In verkürzter Form lautet die lateinische Inschrift übersetzt:
Septimius Severus und seine Söhne Caracalla und Geta haben die umgestürzten Meilensteine wieder herstellen (oder aufrichten) lassen. Von Salzburg (bis hierher, zum Standort dieses Steins, beträgt die Strecke) 18 Meilen.

Weitere Informationen unter:
"www.wonneberg.de - Ortschaften in der Gemeinde - Egerdach"

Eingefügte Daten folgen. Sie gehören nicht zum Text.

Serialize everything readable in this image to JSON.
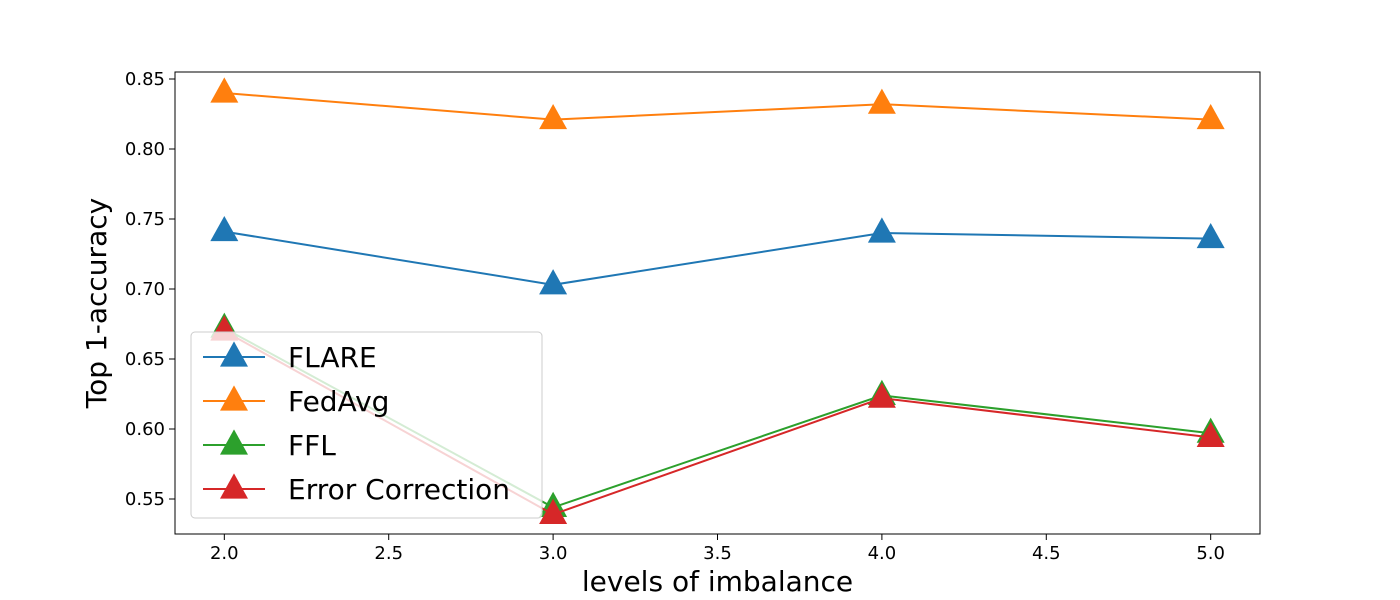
{
  "chart_data": {
    "type": "line",
    "title": "",
    "xlabel": "levels of imbalance",
    "ylabel": "Top 1-accuracy",
    "x": [
      2.0,
      3.0,
      4.0,
      5.0
    ],
    "xlim": [
      1.85,
      5.15
    ],
    "ylim": [
      0.525,
      0.855
    ],
    "xticks": [
      2.0,
      2.5,
      3.0,
      3.5,
      4.0,
      4.5,
      5.0
    ],
    "xtick_labels": [
      "2.0",
      "2.5",
      "3.0",
      "3.5",
      "4.0",
      "4.5",
      "5.0"
    ],
    "yticks": [
      0.55,
      0.6,
      0.65,
      0.7,
      0.75,
      0.8,
      0.85
    ],
    "ytick_labels": [
      "0.55",
      "0.60",
      "0.65",
      "0.70",
      "0.75",
      "0.80",
      "0.85"
    ],
    "grid": false,
    "legend_position": "lower-left",
    "series": [
      {
        "name": "FLARE",
        "color": "#1f77b4",
        "values": [
          0.741,
          0.703,
          0.74,
          0.736
        ]
      },
      {
        "name": "FedAvg",
        "color": "#ff7f0e",
        "values": [
          0.84,
          0.821,
          0.832,
          0.821
        ]
      },
      {
        "name": "FFL",
        "color": "#2ca02c",
        "values": [
          0.672,
          0.544,
          0.624,
          0.597
        ]
      },
      {
        "name": "Error Correction",
        "color": "#d62728",
        "values": [
          0.67,
          0.539,
          0.622,
          0.594
        ]
      }
    ]
  }
}
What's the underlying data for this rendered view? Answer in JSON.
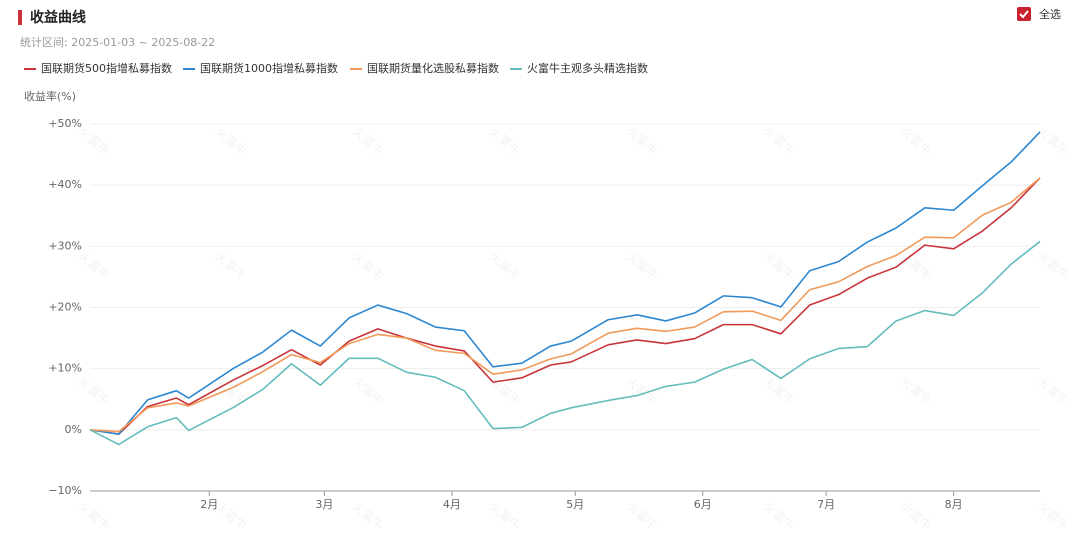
{
  "header": {
    "title": "收益曲线",
    "subtitle": "统计区间: 2025-01-03 ~ 2025-08-22",
    "select_all": "全选"
  },
  "watermark": "火富牛",
  "chart_data": {
    "type": "line",
    "y_label": "收益率(%)",
    "x": [
      0,
      7,
      14,
      21,
      24,
      35,
      42,
      49,
      56,
      63,
      70,
      77,
      84,
      91,
      98,
      105,
      112,
      117,
      126,
      133,
      140,
      147,
      154,
      161,
      168,
      175,
      182,
      189,
      196,
      203,
      210,
      217,
      224,
      231
    ],
    "xlim": [
      0,
      231
    ],
    "xticks": [
      {
        "value": 29,
        "label": "2月"
      },
      {
        "value": 57,
        "label": "3月"
      },
      {
        "value": 88,
        "label": "4月"
      },
      {
        "value": 118,
        "label": "5月"
      },
      {
        "value": 149,
        "label": "6月"
      },
      {
        "value": 179,
        "label": "7月"
      },
      {
        "value": 210,
        "label": "8月"
      }
    ],
    "ylim": [
      -10,
      50
    ],
    "yticks": [
      {
        "value": -10,
        "label": "−10%"
      },
      {
        "value": 0,
        "label": "0%"
      },
      {
        "value": 10,
        "label": "+10%"
      },
      {
        "value": 20,
        "label": "+20%"
      },
      {
        "value": 30,
        "label": "+30%"
      },
      {
        "value": 40,
        "label": "+40%"
      },
      {
        "value": 50,
        "label": "+50%"
      }
    ],
    "grid": true,
    "series": [
      {
        "name": "国联期货500指增私募指数",
        "color": "#c8343a",
        "values": [
          0,
          -0.7,
          3.8,
          5.2,
          4.1,
          8.2,
          10.5,
          13.1,
          10.6,
          14.5,
          16.5,
          15.0,
          13.7,
          12.9,
          7.8,
          8.5,
          10.6,
          11.1,
          13.9,
          14.7,
          14.1,
          14.9,
          17.2,
          17.2,
          15.7,
          20.4,
          22.1,
          24.8,
          26.6,
          30.2,
          29.6,
          32.5,
          36.3,
          41.2
        ]
      },
      {
        "name": "国联期货1000指增私募指数",
        "color": "#2d87d0",
        "values": [
          0,
          -0.7,
          4.9,
          6.4,
          5.2,
          10.1,
          12.7,
          16.3,
          13.7,
          18.3,
          20.4,
          19.0,
          16.8,
          16.2,
          10.3,
          10.9,
          13.7,
          14.5,
          18.0,
          18.8,
          17.8,
          19.1,
          21.9,
          21.6,
          20.1,
          26.0,
          27.5,
          30.7,
          33.0,
          36.3,
          35.9,
          39.9,
          43.8,
          48.7
        ]
      },
      {
        "name": "国联期货量化选股私募指数",
        "color": "#f09a5a",
        "values": [
          0,
          -0.3,
          3.6,
          4.4,
          3.9,
          7.0,
          9.5,
          12.3,
          11.0,
          14.1,
          15.6,
          15.0,
          13.0,
          12.5,
          9.1,
          9.8,
          11.6,
          12.4,
          15.8,
          16.6,
          16.1,
          16.8,
          19.3,
          19.4,
          17.9,
          22.9,
          24.2,
          26.7,
          28.5,
          31.5,
          31.4,
          35.1,
          37.2,
          41.2
        ]
      },
      {
        "name": "火富牛主观多头精选指数",
        "color": "#64bcbc",
        "values": [
          0,
          -2.4,
          0.5,
          2.0,
          -0.1,
          3.7,
          6.6,
          10.8,
          7.3,
          11.7,
          11.7,
          9.4,
          8.6,
          6.4,
          0.2,
          0.4,
          2.7,
          3.6,
          4.8,
          5.6,
          7.1,
          7.8,
          9.9,
          11.5,
          8.4,
          11.6,
          13.3,
          13.6,
          17.8,
          19.5,
          18.7,
          22.4,
          27.1,
          30.8
        ]
      }
    ]
  }
}
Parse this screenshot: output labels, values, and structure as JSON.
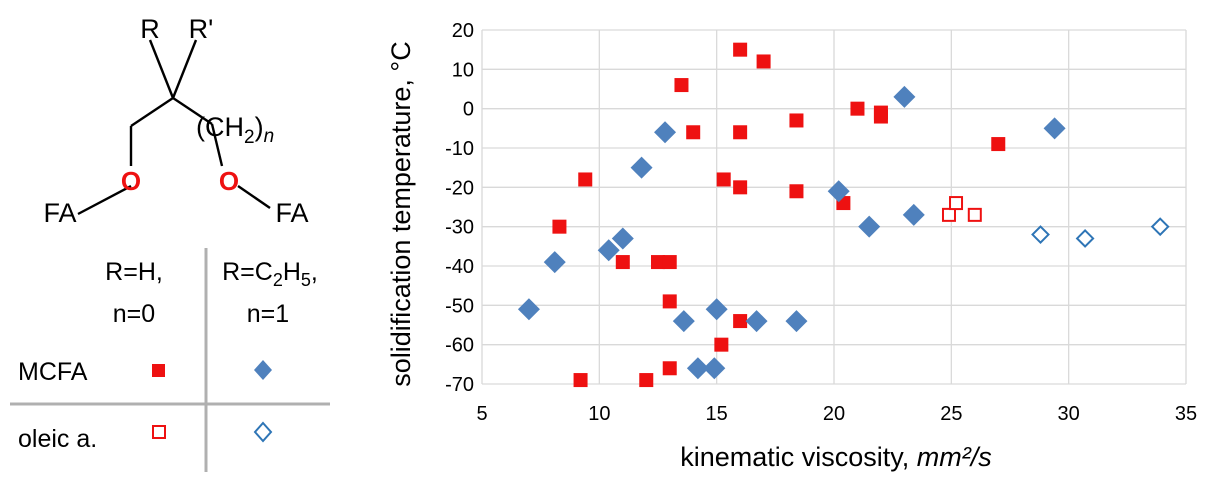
{
  "structure": {
    "substituent_r": "R",
    "substituent_r_prime": "R'",
    "chain_label": "(CH",
    "chain_subscript": "2",
    "chain_close": ")",
    "chain_n": "n",
    "oxygen_left": "O",
    "oxygen_right": "O",
    "fa_left": "FA",
    "fa_right": "FA"
  },
  "legend_table": {
    "col1_line1": "R=H,",
    "col1_line2": "n=0",
    "col2_line1_prefix": "R=C",
    "col2_sub1": "2",
    "col2_mid": "H",
    "col2_sub2": "5",
    "col2_suffix": ",",
    "col2_line2": "n=1",
    "row1_label": "MCFA",
    "row2_label": "oleic a."
  },
  "colors": {
    "red_series": "#ee1111",
    "blue_series": "#4f81bd",
    "blue_open": "#2e75b6",
    "grid": "#d9d9d9",
    "oxygen": "#ee1111",
    "table_lines": "#b0b0b0"
  },
  "chart_data": {
    "type": "scatter",
    "xlabel_prefix": "kinematic viscosity, ",
    "xlabel_unit": "mm²/s",
    "ylabel": "solidification temperature, °C",
    "xlim": [
      5,
      35
    ],
    "ylim": [
      -70,
      20
    ],
    "x_ticks": [
      5,
      10,
      15,
      20,
      25,
      30,
      35
    ],
    "y_ticks": [
      20,
      10,
      0,
      -10,
      -20,
      -30,
      -40,
      -50,
      -60,
      -70
    ],
    "grid": true,
    "series": [
      {
        "key": "mcfa_r_h",
        "marker": "square-filled",
        "color": "#ee1111",
        "points": [
          [
            9.2,
            -69
          ],
          [
            9.4,
            -18
          ],
          [
            8.3,
            -30
          ],
          [
            11.0,
            -39
          ],
          [
            12.0,
            -69
          ],
          [
            12.5,
            -39
          ],
          [
            13.0,
            -39
          ],
          [
            13.0,
            -49
          ],
          [
            13.0,
            -66
          ],
          [
            13.5,
            6
          ],
          [
            14.0,
            -6
          ],
          [
            15.2,
            -60
          ],
          [
            15.3,
            -18
          ],
          [
            16.0,
            15
          ],
          [
            16.0,
            -6
          ],
          [
            16.0,
            -20
          ],
          [
            16.0,
            -54
          ],
          [
            17.0,
            12
          ],
          [
            18.4,
            -3
          ],
          [
            18.4,
            -21
          ],
          [
            20.4,
            -24
          ],
          [
            21.0,
            0
          ],
          [
            22.0,
            -1
          ],
          [
            22.0,
            -2
          ],
          [
            27.0,
            -9
          ]
        ]
      },
      {
        "key": "mcfa_r_c2h5",
        "marker": "diamond-filled",
        "color": "#4f81bd",
        "points": [
          [
            7.0,
            -51
          ],
          [
            8.1,
            -39
          ],
          [
            10.4,
            -36
          ],
          [
            11.0,
            -33
          ],
          [
            11.8,
            -15
          ],
          [
            12.8,
            -6
          ],
          [
            13.6,
            -54
          ],
          [
            14.2,
            -66
          ],
          [
            14.9,
            -66
          ],
          [
            15.0,
            -51
          ],
          [
            16.7,
            -54
          ],
          [
            18.4,
            -54
          ],
          [
            20.2,
            -21
          ],
          [
            21.5,
            -30
          ],
          [
            23.0,
            3
          ],
          [
            23.4,
            -27
          ],
          [
            29.4,
            -5
          ]
        ]
      },
      {
        "key": "oleic_r_h",
        "marker": "square-open",
        "color": "#ee1111",
        "points": [
          [
            24.9,
            -27
          ],
          [
            25.2,
            -24
          ],
          [
            26.0,
            -27
          ]
        ]
      },
      {
        "key": "oleic_r_c2h5",
        "marker": "diamond-open",
        "color": "#2e75b6",
        "points": [
          [
            28.8,
            -32
          ],
          [
            30.7,
            -33
          ],
          [
            33.9,
            -30
          ]
        ]
      }
    ]
  }
}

Lebensgeschichte der hl. Margaretha von Antiochien

Margaretha ist im Jahre 305 in Antiochien (dem heutigen Antanya, Türkei) geboren worden und war Tochter eines heidnischen Priesters. Die christliche Amme erzog sie zum Glauben.

 

Der Vater verstieß seine Tochter, als er dies bemerkte und denunzierte sie beim Stadtpräfekten. Sie floh, wurde aber gefunden und vor Gericht gestellt. Die Richter begehrten die hübsche Angeklagte, als sie aber von ihr abgewiesen wurden, rächten sie sich um so grausamer. Margaretha wurde mit Fackeln angesengt und in siedendem Öl gekocht, aber sie blieb unverletzt. Mehrfach erschien ihr der Versucher als ein riesiger Drache und wand sich um sie, um sie zu verschlingen. Aber er wurde zerstört durch das Kreuzzeichen, das Margaretha über ihn machte und sie entkam seinen Krallen unversehrt. Immer wieder wurde sie von den bei ihren Marter erlittenen Wunden wundersam gesund, . Das Volk war von diesen Wundern so beeindruckt, dass sich daraufhin viele taufen ließen. Als sie schließlich zur Richtstätte geführt wurde, betete sie vor ihrer Enthauptung für ihre Verfolger und alle, die in Zukunft ihr Gedächtnis anrufen würden.
Margaretha wird dargestellt mit einem kleinen Kreuz und einem Drachen.
Sie ist eine der 14 Nothelfer und Patronin der Bauern, Jungfrauen, Ammen, Mädchen und der Gebärenden.

Glocke läutet wieder!

Der Stuhl der Egerdacher Glocke war in die Jahre gekommen. Nach einer Wartung kam sie wieder mit einer neuen Aufhängung zurück und wurde im engen Glockenturm unserer Magaretha- Kirche hinaufgezogen.